In receiving, on February 28, 1995, an honorary doctorate from the Catholic University of America in Washington, D.C., Gorecki made his own the words his beloved compatriot Pope John Paul II had addressed to artists ten years earlier in Brussels:
Each authentic work of art interprets the reality beyond sensory perception. It is born of silence, admiration, or the protest of an honest heart. It tries to bring closer the mystery of reality. So what constitutes the essence of art is found deep within each person. It is there where the aspiration to give meaning to one’s life is accompanied by the fleeting sense of beauty and the mysterious unison of all things. Authentic and humble artists are perfectly well aware, no matter what kind of beauty characterizes their handwork, that their paintings, sculptures or creations are nothing else but the reflection of God’s Beauty. No matter how strong the charm of their music and words, they know that their works are only a distant echo of God’s Word.[5]
Perhaps it is precisely for this reason that Gorecki appears enjoyable even to the least informed listener: the awareness for an artist of singing “only a distant echo of God’s Word.”

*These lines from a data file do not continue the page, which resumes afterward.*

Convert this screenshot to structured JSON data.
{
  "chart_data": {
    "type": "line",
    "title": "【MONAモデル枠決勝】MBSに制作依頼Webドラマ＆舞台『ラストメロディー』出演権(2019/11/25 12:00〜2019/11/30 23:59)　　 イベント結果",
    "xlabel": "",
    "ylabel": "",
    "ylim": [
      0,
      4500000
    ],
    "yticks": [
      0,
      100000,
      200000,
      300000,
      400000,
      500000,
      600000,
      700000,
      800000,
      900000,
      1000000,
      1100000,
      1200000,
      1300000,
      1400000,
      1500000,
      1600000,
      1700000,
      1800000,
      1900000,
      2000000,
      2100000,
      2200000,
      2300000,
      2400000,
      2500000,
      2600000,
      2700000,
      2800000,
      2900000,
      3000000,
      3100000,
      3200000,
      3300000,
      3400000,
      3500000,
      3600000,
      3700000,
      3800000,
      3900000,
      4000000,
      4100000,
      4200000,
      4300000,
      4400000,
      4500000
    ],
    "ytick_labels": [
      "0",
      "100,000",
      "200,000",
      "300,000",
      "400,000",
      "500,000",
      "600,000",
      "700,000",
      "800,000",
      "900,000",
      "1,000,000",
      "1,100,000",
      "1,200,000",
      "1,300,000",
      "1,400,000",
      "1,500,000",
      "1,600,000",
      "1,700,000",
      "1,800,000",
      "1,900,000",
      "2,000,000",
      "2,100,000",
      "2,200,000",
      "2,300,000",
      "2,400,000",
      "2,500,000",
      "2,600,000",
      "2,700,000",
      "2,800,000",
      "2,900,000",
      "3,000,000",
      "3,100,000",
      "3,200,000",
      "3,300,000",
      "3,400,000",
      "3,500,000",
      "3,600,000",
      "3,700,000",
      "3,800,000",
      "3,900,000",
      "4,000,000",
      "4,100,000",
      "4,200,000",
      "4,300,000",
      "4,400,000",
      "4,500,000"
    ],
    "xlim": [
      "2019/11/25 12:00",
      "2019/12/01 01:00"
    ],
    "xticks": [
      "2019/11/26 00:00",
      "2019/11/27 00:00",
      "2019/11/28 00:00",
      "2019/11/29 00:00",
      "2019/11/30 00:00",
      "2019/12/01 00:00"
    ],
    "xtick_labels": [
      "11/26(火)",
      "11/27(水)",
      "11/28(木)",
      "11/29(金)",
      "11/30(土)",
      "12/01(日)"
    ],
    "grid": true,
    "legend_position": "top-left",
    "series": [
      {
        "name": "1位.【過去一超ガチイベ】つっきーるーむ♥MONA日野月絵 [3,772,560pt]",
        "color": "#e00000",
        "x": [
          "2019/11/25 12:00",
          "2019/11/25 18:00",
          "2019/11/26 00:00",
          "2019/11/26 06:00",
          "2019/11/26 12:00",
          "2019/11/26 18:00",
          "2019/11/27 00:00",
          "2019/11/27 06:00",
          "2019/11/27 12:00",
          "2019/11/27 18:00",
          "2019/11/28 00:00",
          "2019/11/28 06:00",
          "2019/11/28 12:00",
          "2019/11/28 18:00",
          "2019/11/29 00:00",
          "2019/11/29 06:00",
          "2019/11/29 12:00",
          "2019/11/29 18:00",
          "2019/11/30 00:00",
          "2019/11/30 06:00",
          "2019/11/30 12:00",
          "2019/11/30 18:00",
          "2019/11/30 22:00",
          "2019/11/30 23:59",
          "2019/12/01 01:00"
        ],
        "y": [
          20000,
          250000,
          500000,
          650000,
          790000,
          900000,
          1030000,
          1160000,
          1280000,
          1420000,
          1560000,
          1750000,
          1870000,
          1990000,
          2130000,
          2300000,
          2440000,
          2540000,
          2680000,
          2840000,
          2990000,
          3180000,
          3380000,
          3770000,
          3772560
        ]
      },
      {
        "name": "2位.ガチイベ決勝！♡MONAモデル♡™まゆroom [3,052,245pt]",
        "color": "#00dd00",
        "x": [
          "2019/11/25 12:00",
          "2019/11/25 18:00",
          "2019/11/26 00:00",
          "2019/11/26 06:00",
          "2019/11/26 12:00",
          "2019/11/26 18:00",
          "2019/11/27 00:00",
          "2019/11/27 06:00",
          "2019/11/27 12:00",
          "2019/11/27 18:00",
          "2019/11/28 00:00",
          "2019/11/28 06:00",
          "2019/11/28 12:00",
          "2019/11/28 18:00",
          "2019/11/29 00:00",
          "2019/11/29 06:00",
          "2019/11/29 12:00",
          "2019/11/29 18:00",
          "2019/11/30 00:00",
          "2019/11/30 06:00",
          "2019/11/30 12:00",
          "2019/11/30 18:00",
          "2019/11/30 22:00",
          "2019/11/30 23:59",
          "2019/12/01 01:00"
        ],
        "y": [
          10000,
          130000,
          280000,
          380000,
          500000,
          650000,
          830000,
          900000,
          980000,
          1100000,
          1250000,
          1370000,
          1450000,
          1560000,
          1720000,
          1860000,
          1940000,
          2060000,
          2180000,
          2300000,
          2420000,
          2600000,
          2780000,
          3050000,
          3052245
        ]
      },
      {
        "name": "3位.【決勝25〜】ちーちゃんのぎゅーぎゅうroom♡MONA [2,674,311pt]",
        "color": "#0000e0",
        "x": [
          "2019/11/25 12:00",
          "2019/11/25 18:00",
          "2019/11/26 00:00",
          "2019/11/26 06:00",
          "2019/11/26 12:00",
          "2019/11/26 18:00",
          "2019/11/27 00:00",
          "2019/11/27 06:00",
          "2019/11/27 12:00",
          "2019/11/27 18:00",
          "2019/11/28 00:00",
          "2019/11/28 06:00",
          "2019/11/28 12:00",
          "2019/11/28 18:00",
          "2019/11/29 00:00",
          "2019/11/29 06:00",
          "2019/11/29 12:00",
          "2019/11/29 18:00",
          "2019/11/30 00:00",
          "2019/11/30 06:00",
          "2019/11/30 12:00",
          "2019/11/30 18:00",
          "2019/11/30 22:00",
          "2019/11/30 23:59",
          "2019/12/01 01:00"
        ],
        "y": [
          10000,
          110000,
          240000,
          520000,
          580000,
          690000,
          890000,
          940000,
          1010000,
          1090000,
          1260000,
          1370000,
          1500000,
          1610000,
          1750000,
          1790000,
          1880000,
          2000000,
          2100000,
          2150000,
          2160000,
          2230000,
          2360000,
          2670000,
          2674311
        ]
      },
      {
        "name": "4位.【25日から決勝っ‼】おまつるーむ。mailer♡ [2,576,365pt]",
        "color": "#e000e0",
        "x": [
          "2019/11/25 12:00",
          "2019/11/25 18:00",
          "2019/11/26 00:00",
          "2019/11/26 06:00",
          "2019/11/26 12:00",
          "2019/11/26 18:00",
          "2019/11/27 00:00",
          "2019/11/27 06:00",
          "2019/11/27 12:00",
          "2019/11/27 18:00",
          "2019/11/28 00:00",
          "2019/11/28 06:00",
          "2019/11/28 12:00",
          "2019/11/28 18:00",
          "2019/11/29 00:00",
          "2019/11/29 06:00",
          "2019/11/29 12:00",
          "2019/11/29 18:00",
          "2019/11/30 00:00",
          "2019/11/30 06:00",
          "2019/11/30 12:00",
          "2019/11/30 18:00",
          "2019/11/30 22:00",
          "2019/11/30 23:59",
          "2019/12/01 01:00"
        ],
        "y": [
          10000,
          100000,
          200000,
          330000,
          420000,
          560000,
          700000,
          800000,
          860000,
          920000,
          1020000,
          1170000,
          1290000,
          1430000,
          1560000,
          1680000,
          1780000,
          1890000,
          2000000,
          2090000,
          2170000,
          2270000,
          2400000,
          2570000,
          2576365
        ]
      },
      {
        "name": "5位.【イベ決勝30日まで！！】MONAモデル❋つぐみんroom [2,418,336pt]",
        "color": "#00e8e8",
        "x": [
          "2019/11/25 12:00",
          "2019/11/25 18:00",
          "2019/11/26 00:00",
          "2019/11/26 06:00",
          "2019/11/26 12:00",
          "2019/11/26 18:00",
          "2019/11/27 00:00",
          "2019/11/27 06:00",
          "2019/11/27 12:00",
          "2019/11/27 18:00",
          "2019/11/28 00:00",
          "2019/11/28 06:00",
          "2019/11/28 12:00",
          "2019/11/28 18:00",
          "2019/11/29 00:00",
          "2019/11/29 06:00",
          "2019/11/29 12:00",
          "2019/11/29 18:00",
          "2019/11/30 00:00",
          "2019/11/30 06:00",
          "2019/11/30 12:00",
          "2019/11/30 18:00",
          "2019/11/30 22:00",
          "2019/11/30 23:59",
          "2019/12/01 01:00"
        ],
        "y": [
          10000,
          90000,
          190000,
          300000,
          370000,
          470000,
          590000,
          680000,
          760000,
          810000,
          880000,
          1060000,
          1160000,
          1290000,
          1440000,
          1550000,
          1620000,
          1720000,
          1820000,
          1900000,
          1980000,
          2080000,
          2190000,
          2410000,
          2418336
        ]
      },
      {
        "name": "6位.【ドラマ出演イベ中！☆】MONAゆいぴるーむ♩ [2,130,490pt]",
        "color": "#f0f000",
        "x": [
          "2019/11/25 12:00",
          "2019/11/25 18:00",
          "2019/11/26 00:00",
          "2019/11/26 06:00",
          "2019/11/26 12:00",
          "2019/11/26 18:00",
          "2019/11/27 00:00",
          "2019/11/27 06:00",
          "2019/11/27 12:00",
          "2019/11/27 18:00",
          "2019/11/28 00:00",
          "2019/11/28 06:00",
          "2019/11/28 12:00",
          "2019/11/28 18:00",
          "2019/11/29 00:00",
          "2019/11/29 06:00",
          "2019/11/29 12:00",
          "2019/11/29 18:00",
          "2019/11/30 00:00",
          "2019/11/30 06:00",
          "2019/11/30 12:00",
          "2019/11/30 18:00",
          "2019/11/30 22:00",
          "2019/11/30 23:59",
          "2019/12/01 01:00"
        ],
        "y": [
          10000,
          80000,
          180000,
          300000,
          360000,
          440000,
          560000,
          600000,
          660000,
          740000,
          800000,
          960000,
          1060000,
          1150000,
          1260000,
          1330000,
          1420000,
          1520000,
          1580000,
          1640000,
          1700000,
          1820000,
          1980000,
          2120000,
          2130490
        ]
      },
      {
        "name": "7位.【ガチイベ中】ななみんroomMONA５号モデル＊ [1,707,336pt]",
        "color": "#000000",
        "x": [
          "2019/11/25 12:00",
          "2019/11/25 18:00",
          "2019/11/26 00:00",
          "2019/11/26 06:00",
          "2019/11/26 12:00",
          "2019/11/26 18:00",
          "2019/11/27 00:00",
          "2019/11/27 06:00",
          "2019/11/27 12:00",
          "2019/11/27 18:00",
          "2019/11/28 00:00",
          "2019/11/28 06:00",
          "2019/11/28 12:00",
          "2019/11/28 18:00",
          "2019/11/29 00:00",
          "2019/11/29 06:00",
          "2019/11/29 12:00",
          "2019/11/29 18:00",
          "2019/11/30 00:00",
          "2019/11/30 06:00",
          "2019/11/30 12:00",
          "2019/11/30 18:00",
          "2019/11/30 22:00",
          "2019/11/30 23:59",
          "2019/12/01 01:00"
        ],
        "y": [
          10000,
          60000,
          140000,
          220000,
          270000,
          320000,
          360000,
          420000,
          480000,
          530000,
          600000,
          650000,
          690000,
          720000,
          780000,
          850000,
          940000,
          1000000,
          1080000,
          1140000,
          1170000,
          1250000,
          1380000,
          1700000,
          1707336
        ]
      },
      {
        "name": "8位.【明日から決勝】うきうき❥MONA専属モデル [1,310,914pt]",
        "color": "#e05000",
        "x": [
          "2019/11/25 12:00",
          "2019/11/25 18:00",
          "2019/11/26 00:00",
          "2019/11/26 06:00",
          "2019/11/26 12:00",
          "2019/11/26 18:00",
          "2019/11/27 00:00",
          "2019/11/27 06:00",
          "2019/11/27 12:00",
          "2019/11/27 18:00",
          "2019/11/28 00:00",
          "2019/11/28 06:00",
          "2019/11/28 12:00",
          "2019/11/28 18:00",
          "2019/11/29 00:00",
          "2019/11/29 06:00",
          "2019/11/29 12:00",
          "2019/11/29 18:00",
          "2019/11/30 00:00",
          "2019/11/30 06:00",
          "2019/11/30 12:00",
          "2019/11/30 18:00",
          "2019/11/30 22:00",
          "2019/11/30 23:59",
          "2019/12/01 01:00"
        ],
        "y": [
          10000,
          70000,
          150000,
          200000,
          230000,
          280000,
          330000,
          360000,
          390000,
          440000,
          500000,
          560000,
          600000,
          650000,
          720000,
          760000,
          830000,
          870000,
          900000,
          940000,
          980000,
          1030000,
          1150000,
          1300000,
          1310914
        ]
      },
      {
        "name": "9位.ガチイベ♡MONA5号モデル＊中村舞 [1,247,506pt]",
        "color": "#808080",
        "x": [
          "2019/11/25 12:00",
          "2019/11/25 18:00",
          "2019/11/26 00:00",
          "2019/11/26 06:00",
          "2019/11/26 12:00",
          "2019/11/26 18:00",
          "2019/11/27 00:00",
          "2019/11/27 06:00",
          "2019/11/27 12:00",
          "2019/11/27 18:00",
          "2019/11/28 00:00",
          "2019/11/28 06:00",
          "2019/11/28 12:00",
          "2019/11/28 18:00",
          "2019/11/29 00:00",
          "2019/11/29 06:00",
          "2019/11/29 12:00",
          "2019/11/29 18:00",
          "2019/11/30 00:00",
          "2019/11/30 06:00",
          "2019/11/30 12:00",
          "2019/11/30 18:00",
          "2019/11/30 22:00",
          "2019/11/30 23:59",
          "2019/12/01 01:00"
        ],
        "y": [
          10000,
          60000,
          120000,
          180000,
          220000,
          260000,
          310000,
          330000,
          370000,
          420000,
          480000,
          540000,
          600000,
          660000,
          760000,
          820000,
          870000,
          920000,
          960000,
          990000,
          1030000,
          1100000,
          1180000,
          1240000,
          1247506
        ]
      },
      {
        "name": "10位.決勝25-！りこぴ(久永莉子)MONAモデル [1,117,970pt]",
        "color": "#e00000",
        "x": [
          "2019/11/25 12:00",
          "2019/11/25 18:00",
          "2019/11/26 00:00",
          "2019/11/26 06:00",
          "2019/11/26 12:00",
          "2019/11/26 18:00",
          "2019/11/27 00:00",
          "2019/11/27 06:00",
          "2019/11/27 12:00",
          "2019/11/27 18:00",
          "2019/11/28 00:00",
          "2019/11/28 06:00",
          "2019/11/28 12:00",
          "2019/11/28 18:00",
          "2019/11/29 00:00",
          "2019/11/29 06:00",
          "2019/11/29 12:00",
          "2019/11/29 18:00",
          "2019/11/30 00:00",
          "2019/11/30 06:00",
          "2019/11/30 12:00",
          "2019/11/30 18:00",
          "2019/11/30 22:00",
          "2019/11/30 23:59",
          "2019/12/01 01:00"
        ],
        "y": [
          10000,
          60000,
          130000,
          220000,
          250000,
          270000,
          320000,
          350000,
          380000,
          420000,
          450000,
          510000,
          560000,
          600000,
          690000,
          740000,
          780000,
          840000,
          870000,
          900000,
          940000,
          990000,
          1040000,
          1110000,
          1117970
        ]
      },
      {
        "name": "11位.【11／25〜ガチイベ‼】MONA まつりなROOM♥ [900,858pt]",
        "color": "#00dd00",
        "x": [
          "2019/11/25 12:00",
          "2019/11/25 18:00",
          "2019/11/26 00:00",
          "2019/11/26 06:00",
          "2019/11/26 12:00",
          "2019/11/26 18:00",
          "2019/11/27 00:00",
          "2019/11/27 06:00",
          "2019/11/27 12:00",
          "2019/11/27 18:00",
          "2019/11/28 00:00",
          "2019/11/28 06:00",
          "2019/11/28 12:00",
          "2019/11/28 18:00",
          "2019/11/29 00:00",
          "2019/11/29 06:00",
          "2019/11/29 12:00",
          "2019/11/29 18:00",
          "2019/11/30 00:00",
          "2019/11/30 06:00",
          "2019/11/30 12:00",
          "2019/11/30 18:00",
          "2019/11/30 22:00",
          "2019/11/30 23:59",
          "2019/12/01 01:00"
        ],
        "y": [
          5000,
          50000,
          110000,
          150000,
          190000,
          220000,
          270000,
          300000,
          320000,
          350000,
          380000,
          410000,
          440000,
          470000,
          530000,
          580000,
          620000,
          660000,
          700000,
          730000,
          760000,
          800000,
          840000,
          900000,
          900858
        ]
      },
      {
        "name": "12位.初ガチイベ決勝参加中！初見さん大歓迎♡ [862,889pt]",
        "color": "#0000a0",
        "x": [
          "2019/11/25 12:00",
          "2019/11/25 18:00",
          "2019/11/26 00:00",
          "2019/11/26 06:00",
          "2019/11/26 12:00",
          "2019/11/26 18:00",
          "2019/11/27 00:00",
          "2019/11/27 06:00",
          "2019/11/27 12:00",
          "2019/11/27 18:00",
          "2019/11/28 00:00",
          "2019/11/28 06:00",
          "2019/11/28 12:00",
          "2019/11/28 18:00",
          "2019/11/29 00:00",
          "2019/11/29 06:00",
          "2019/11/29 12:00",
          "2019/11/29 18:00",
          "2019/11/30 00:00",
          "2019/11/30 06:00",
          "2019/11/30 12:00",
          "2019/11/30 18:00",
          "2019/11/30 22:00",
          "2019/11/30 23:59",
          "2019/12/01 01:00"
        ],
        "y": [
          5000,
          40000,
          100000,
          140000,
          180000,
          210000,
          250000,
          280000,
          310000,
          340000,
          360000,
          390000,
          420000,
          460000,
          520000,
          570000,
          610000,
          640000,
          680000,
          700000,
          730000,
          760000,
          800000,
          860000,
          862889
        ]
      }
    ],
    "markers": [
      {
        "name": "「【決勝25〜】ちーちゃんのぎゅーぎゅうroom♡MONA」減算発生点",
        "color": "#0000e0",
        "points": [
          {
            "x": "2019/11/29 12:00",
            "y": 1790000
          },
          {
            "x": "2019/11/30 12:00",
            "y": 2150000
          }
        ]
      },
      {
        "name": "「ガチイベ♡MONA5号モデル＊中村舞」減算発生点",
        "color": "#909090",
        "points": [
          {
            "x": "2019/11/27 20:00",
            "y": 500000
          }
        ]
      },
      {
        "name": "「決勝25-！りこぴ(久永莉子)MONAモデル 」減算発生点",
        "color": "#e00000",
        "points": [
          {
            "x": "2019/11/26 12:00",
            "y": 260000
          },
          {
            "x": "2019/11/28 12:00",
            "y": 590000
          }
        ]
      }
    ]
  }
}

[1] A. Koestler, The Sleepwalkers, New York 1959, p. 113.
[2] Paul VI, Letter to Cardinal Stefano Wyszyński on the 5th centenary of the birth of Niccolò Copernico, January 23, 1973. Our translation.
[3] A. Thomas, in The New Grove Dictionary of Music and Musicians, vol. 10, London 2001, p. 160.
[4] A. Thomas, ibidem.
[5] John Paul II, Homily, May 20, 1985, as translated in A. Thomas, Gorecki, Clarendon Press, 1997, p. 107.